Vincenzo Crunelli#

Short laudatio by Ole H. Petersen#


Over the last 30 years Vincenzo Crunelli’s pioneering work has focussed on understanding the mechanisms underlying the electrical activity of neurons in two interconnected brain areas (the thalamus and cortex) during the sleep-wake cycle and in absence epilepsy, a non-convulsive form of the neurological disease that mainly affects children and teenagers. His laboratory was one of the first to use in vitro electrophysiological techniques for brain physiology and to combine it with molecular, cellular, network and systems approaches to answer the key questions in his fields of research.

Specifically, Vincenzo Crunelli provided:

1) the first comprehensive mechanistic description of the processes that lead to the expression of an epileptic absence seizure.

2) the first characterization of abnormal membrane ion channels and transporters in experimental models of the disease that paved the way to investigation of the complex polygenic abnormalities that characterize afflicted families.

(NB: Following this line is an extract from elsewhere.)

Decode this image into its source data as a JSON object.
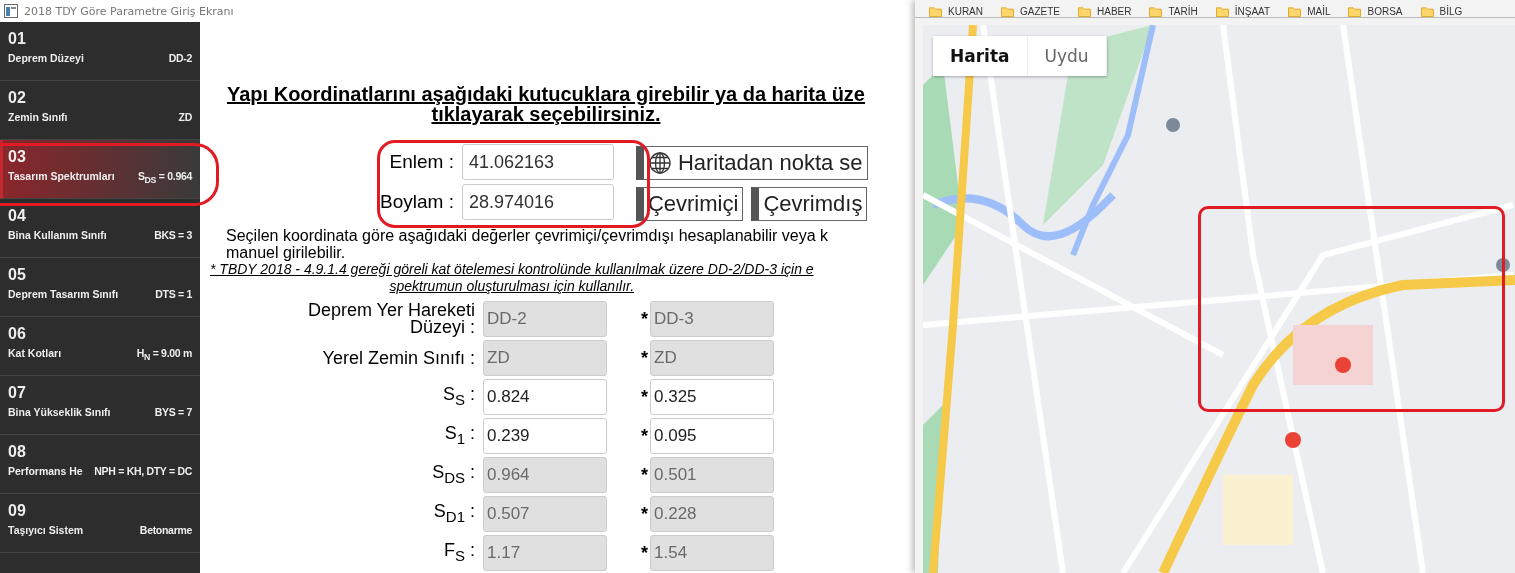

3) conclusive evidence that the sudden impairment of consciousness that accompanies absence seizures is not due to excessive electrical activity (as in all other forms of convulsive epilepsy), but results from a decreased activity of neurons in the thalamus with the consequent inability of external sensory inputs to reach the cortical mantle.

Furthermore, Crunelli was the first to demonstrate the relative contributions of neurons in the thalamus and cortex to the different electrical waves that characterize the natural progression nom wakefulness to different sleep stages. His work has shown the existence of a number of behavioural state-dependent neuronal pacemakers in the thalamus that drive cortical electrical activity. By identifying the molecular, cellular and network events underlying these physiological states, Vincenzo Crunelli’s pioneering work has offered potential targets for novel therapeutic interventions in sleep disorders.

Vincenzo Crunelli’s principal contributions have been published in top high-impact journals (Nature, Nature Neuroscience, Nature Medicine, Neuron) and he has just in the last two months published substantial papers in Nature Medicine and Nature Neuroscience.